De la M.I. je ne m’occupe plus; c’est-à-dire : je ne la dirige pas, parce que le Père Provincial m’a dit de laisser tout, donc aussi la direction de la M.I., et de m’appliquer à retrouver la santé, donc cela aussi, la Maman le veut. Maintenant, les choses de la M.I. en Pologne, c’est le Père M. Ceslao Kellar, définiteur de la Province, qui les tient en main.

Je me limite à l’action d’un membre de la M.I. et cela aussi avec modération. Je n’organise rien, seulement je prie et je fais prier les autres,et je parle un peu ; et ainsi un employé de l’État, qui depuis longtemps avait abandonné les sacrements et qui, après avoir reçu le livre d’apologétique à lire, l’avait mis de côté et feuilletait certains mauvais romans et disait : « Je suis un hérétique, pour moi, il faut des preuves claires», par l’intercession de Gemma (Sainte Germma Galgani, sainte très aimée par le Père Kolbe, morte en 1903 et canonisée le 2 mai 1940) j’ai recommandé cet homme à l’Immaculée pour qu’Elle prie le Sacré-Cœur pour lui. Ensuite, ayant reçu la Médaille miraculeuse, il la saisit soudain, contre toute attente, et se confessa. À Gemma j’avais promis la traduction de sa biographie en russe si ce monsieur se confessait, le jour même : il en fut ainsi.

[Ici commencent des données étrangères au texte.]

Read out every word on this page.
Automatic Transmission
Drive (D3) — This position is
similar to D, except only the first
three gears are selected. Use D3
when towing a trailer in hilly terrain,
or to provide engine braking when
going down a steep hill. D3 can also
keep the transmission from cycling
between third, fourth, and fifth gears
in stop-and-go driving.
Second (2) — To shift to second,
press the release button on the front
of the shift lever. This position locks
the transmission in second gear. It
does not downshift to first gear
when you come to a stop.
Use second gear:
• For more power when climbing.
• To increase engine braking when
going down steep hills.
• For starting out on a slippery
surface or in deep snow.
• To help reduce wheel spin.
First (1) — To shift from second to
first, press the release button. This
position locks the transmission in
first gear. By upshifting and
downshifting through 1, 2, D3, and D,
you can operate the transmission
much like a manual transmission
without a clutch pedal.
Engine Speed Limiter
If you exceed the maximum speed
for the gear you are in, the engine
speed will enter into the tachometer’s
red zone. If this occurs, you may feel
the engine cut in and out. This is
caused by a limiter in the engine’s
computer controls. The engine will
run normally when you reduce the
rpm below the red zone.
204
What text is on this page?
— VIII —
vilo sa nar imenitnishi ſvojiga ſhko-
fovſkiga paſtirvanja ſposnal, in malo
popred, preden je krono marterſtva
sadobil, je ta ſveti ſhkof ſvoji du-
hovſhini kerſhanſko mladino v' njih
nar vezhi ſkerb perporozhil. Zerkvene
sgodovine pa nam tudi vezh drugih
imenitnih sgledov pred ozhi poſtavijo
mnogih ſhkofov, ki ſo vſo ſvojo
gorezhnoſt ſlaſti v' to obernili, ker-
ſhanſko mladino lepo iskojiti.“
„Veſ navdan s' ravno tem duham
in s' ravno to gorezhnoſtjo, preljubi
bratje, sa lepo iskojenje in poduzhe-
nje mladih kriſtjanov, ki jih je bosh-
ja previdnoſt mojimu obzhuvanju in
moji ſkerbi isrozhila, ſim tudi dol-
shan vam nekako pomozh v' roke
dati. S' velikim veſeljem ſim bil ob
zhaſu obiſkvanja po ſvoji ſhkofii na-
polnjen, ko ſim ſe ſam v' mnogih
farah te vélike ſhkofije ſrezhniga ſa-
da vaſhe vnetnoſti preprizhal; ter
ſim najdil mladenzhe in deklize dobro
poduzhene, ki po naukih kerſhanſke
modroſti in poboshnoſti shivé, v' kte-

Pas loin d’ici, il y a une maison de santé d’étudiants universitaires qui a la réputation d’irreligion. L’Immaculée m’a placé au milieu d’eux par le moyen d’une fourberie que j’ai faite, «sicut serpentes» : j’ai fait une série de discussions apologétiques, mais libres, de telle sorte que chacun pouvait dire son avis. (Une personne qui assistait à ces réunions en témoigne : «Et lorsqu’il venait diriger des débats, il le faisait de façon si spontanée, si attrayante, que tous les malades, même ceux qui avaient depuis longtemps abandonné toute pratique religieuse, ne pouvaient s’empêcher de l’aimer.») Le plus acharné des adversaires qui, réfuté, avait dit une fois : «La logique est un jeu de paroles», et une autre fois : «Je ne peux pas croire», après avoir échoué dans son argumentation empruntée à la philosophie de Schopenhauer (et il avait un autre livre à la main) a cédé à la grâce de Dieu par l’intermédiaire de l’Immaculée, de laquelle il avait reçu auparavant la Médaille miraculeuse. À l’émerveillement de ses collègues, il déclara publiquement qu’il voulait se confesser et tout de suite il le fit. Il m’a écrit maintenant (parce qu’il est rentré chez lui), et demande des prières. Priez vous aussi et faites prier pour lui.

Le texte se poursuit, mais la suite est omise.